Dear Welder Series… triangulated four link for an NG?

Dear Welder Series…
Hi there, My name is Rob and I live in Holland (Europe) I saw your Triangulated Four Link Kit and I am very interested. You see I have an NG chassis which had the dimensions of an MGB, and I was wondering if I could use this kit (maybe with some extra accessories) to fit my car, so I can get rid of the leaf, feather springs. Could you advise me please?

Best Regards,

Rob

Dear Rob…
Rob, the triangulated kit should work well. Because I feel that your frame is narrow, you might want to mount the upper bars on the axle just inside the frame rails and angle them forward and towards the centerline of the frame. This will give more support angle than mounting them close to the rear axle center section and angling forward and out to the inside of the frame. Check the installation drawings on our web store to see if there are “ambushes” waiting for you.

Thanks for looking at Welder Series parts for your project.

Paul Horton

Dear Welder Series… Custom Bars?

Dear Welder Series…
Hi D.W.
I was wondering if the 21 1/4 inch bars would work on my chassis, I need them to be 21 1/2 inches long from C/C were they mount. (See) photo above, they would be 1 inch dia DOM

image

Or would I have to get custom made bars, talk too you soon

Dennis

Dear Dennis…
[update: the response to this tech question predated the (mostly) standardized 1-3/4″ wide bushings, so I removed the info to avoid confusion. We can build bars to your specs.]

Paul Horton

Dear Welder Series… 1989 Chevy Pro Street Pickup Four Link?

Dear Welder Series…
I am building a 89 Chevy c1500 street/drag I am wanting to go with a narrower rear end and do a 4-link set up. I was wondering what 4 link set  up would you recommend for me?

Dear Jon…
Our pro/street rear 4-link can be set up so the bars are parallel for street driving or they can be adjusted to get the instant center that you want for racing. The kit comes with urethane bushed bars. Serious racers use these on the street but change them to rod ends for the track.

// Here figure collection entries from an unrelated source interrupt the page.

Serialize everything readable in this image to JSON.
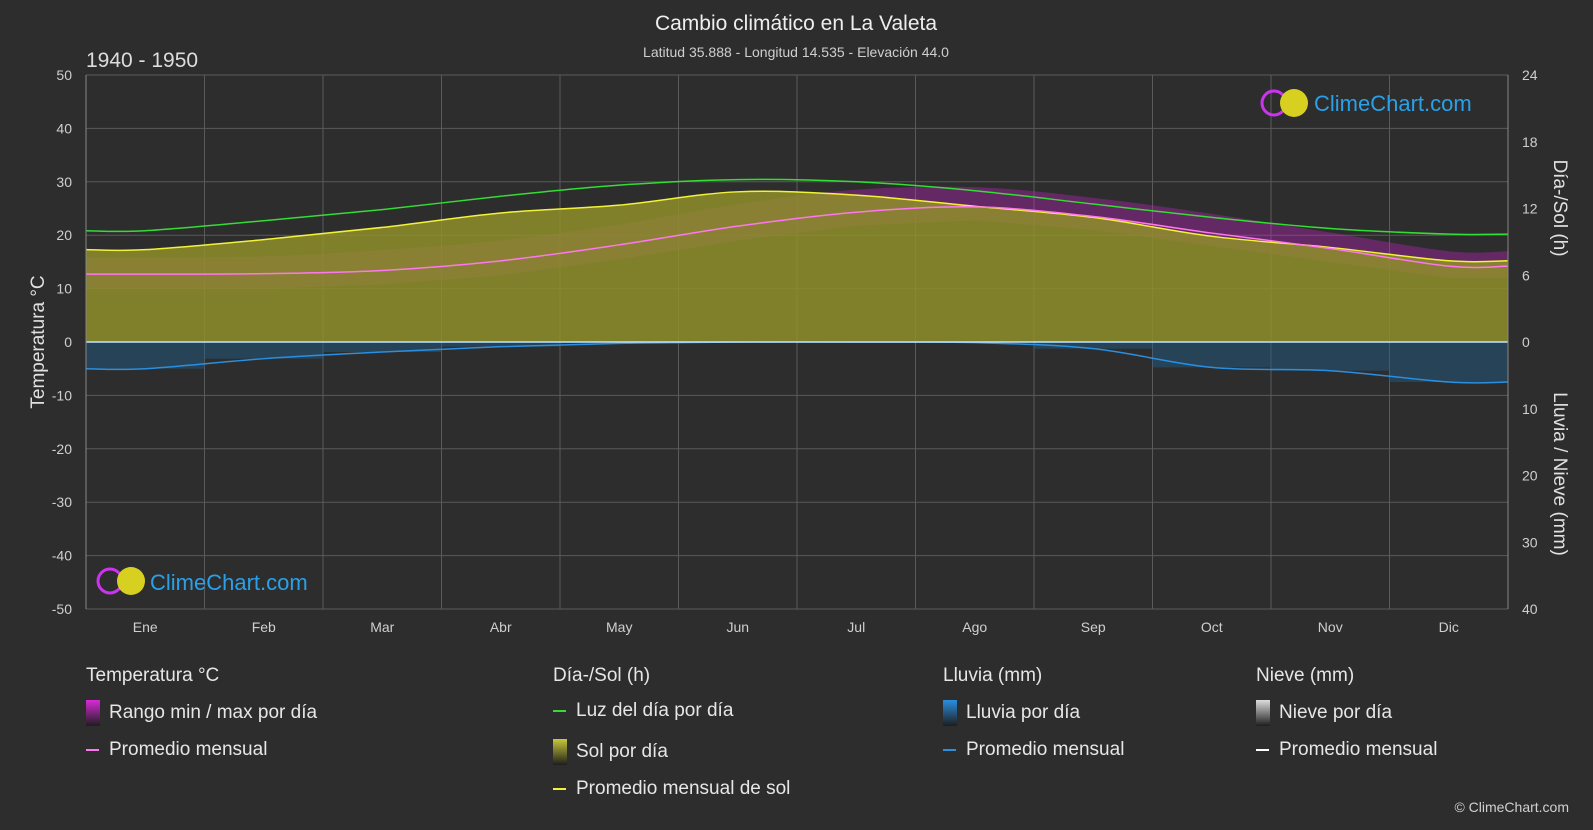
{
  "header": {
    "title": "Cambio climático en La Valeta",
    "subtitle": "Latitud 35.888 - Longitud 14.535 - Elevación 44.0",
    "period": "1940 - 1950"
  },
  "logo_text": "ClimeChart.com",
  "copyright": "© ClimeChart.com",
  "colors": {
    "background": "#2d2d2d",
    "grid": "#5a5a5a",
    "daylight": "#33dd33",
    "sunshine_line": "#f2f23a",
    "sunshine_fill": "#8f8f2a",
    "temp_line": "#ff77ee",
    "temp_range": "#cc22cc",
    "rain_line": "#2a8fe0",
    "rain_bar": "#1f5f8f",
    "snow_line": "#ffffff"
  },
  "chart_data": {
    "type": "line",
    "title": "Cambio climático en La Valeta",
    "categories": [
      "Ene",
      "Feb",
      "Mar",
      "Abr",
      "May",
      "Jun",
      "Jul",
      "Ago",
      "Sep",
      "Oct",
      "Nov",
      "Dic"
    ],
    "axes": {
      "left": {
        "label": "Temperatura °C",
        "min": -50,
        "max": 50,
        "ticks": [
          50,
          40,
          30,
          20,
          10,
          0,
          -10,
          -20,
          -30,
          -40,
          -50
        ]
      },
      "right_top": {
        "label": "Día-/Sol (h)",
        "min": 0,
        "max": 24,
        "ticks": [
          24,
          18,
          12,
          6,
          0
        ]
      },
      "right_bottom": {
        "label": "Lluvia / Nieve (mm)",
        "min": 0,
        "max": 40,
        "ticks": [
          0,
          10,
          20,
          30,
          40
        ]
      }
    },
    "grid": true,
    "series": [
      {
        "name": "Luz del día por día",
        "axis": "right_top",
        "values": [
          10.0,
          10.9,
          11.9,
          13.1,
          14.1,
          14.6,
          14.4,
          13.6,
          12.4,
          11.2,
          10.2,
          9.7
        ]
      },
      {
        "name": "Promedio mensual de sol",
        "axis": "right_top",
        "values": [
          8.3,
          9.2,
          10.3,
          11.6,
          12.3,
          13.5,
          13.2,
          12.2,
          11.2,
          9.5,
          8.5,
          7.3
        ]
      },
      {
        "name": "Promedio mensual",
        "axis": "left",
        "group": "temperature",
        "values": [
          12.7,
          12.8,
          13.4,
          15.2,
          18.2,
          21.7,
          24.3,
          25.3,
          23.5,
          20.4,
          17.5,
          14.2
        ]
      },
      {
        "name": "Promedio mensual",
        "axis": "right_bottom",
        "group": "rain",
        "values": [
          4.0,
          2.5,
          1.5,
          0.7,
          0.2,
          0.0,
          0.0,
          0.1,
          1.0,
          3.8,
          4.3,
          6.0
        ]
      },
      {
        "name": "Promedio mensual",
        "axis": "right_bottom",
        "group": "snow",
        "values": [
          0,
          0,
          0,
          0,
          0,
          0,
          0,
          0,
          0,
          0,
          0,
          0
        ]
      }
    ],
    "temperature_range": {
      "name": "Rango min / max por día",
      "min": [
        10.0,
        10.0,
        10.8,
        12.5,
        15.5,
        19.0,
        21.8,
        22.8,
        21.0,
        18.0,
        15.0,
        12.0
      ],
      "max": [
        15.8,
        16.0,
        17.2,
        19.0,
        22.0,
        25.8,
        28.5,
        29.0,
        27.0,
        24.0,
        20.5,
        17.0
      ]
    }
  },
  "legend": [
    {
      "heading": "Temperatura °C",
      "items": [
        {
          "label": "Rango min / max por día",
          "swatch": "box",
          "color": "#d82ad8"
        },
        {
          "label": "Promedio mensual",
          "swatch": "line",
          "color": "#ff77ee"
        }
      ]
    },
    {
      "heading": "Día-/Sol (h)",
      "items": [
        {
          "label": "Luz del día por día",
          "swatch": "line",
          "color": "#33dd33"
        },
        {
          "label": "Sol por día",
          "swatch": "box",
          "color": "#c8c83a"
        },
        {
          "label": "Promedio mensual de sol",
          "swatch": "line",
          "color": "#f2f23a"
        }
      ]
    },
    {
      "heading": "Lluvia (mm)",
      "items": [
        {
          "label": "Lluvia por día",
          "swatch": "box",
          "color": "#2a8fe0"
        },
        {
          "label": "Promedio mensual",
          "swatch": "line",
          "color": "#2a8fe0"
        }
      ]
    },
    {
      "heading": "Nieve (mm)",
      "items": [
        {
          "label": "Nieve por día",
          "swatch": "box",
          "color": "#dddddd"
        },
        {
          "label": "Promedio mensual",
          "swatch": "line",
          "color": "#ffffff"
        }
      ]
    }
  ]
}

Thanks for looking at Welder Series parts for your project.

Paul Horton

Dear Welder Series… 1951 Chev truck rear suspension?

Dear Welder Series…
I have a 1951 Chevrolet truck 1/2 ton putting a 2002 Chevy S10 4×4 Blazer 8.5 ring gear rear w/disc brakes in. I want to use the 4 link system, which one of yours will work easiest and best?

Thank you!

Dear Don…
Don, the decision regarding a parallel or a triangulated rear 4-link is somewhat philosophical. Here is my explanation:

Both kits do a good job of locating the rear end, holding it in place, and letting the suspension work.

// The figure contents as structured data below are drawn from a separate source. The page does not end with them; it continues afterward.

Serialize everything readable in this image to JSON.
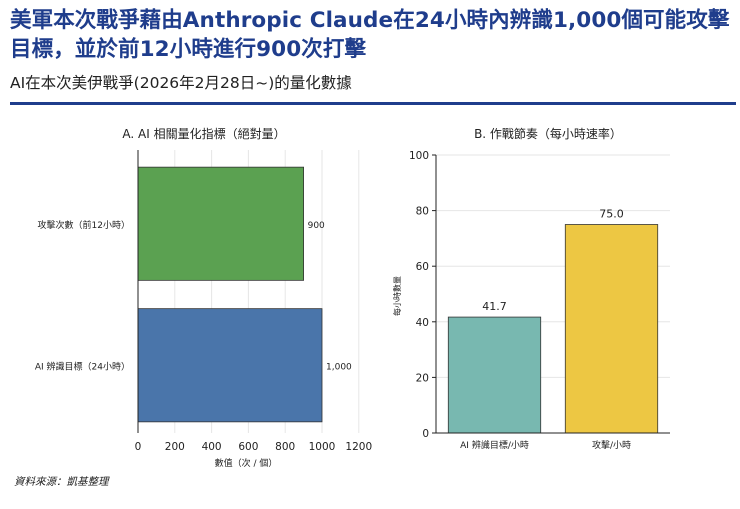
{
  "header": {
    "headline": "美軍本次戰爭藉由Anthropic Claude在24小時內辨識1,000個可能攻擊目標，並於前12小時進行900次打擊",
    "subtitle": "AI在本次美伊戰爭(2026年2月28日~)的量化數據"
  },
  "source": "資料來源：凱基整理",
  "chart_data": [
    {
      "type": "bar",
      "orientation": "horizontal",
      "title": "A. AI 相關量化指標（絕對量）",
      "xlabel": "數值（次 / 個）",
      "ylabel": "",
      "xlim": [
        0,
        1250
      ],
      "xticks": [
        0,
        200,
        400,
        600,
        800,
        1000,
        1200
      ],
      "grid": true,
      "categories": [
        "攻擊次數（前12小時）",
        "AI 辨識目標（24小時）"
      ],
      "values": [
        900,
        1000
      ],
      "value_labels": [
        "900",
        "1,000"
      ],
      "colors": [
        "#5ba151",
        "#4a75aa"
      ]
    },
    {
      "type": "bar",
      "orientation": "vertical",
      "title": "B. 作戰節奏（每小時速率）",
      "xlabel": "",
      "ylabel": "每小時數量",
      "ylim": [
        0,
        100
      ],
      "yticks": [
        0,
        20,
        40,
        60,
        80,
        100
      ],
      "grid": true,
      "categories": [
        "AI 辨識目標/小時",
        "攻擊/小時"
      ],
      "values": [
        41.7,
        75.0
      ],
      "value_labels": [
        "41.7",
        "75.0"
      ],
      "colors": [
        "#78b8b0",
        "#edc743"
      ]
    }
  ]
}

The triangulated kit costs less than the parallel kit because a Panhard bar is not required.

 

The parallel kit does require a Panhard kit (about $100.00). The parallel kit is easier to adjust for squaring the rear axle to the frame center line, and centering the frame left-to-right.

The Panhard bar does move the frame left-to-right as the frame goes up and down, but if a straight Panhard bar is installed level, this amount is insignificant (about 1/8″ with a 19″ bar) for normal suspension travel.

I hope this helps you decide. Thanks for looking at Welder Series parts.

Dear Welder Series… parallel vs. triangulated four link

Dear Welder Series…
I have a 1951 Chevrolet truck 1/2 ton putting a 2002 Chevy S10 4×4 Blazer 8.5 ring gear rear w/disc brakes in. I want to use the 4 link system, which one of yours will work easiest and best?

Thank you!

Dear Don…
Don, the decision regarding a parallel or a triangulated rear 4-link (both shown below) is somewhat philosophical. Here is my explanation:

Both kits do a good job of locating the rear end, holding it in place, and letting the suspension work.

The triangulated kit costs less than the parallel kit because a Panhard bar is not required.

The parallel kit does require a Panhard kit (about $100.00). The parallel kit is easier to adjust for squaring the rear axle to the frame center line, and centering the frame left-to-right.

The Panhard bar does move the frame left-to-right as the frame goes up and down, but if a straight Panhard bar is installed level, this amount is insignificant (about 1/8″ with a 19″ bar) for normal suspension travel.

 

I hope this helps you decide. Thanks for looking at Welder Series parts.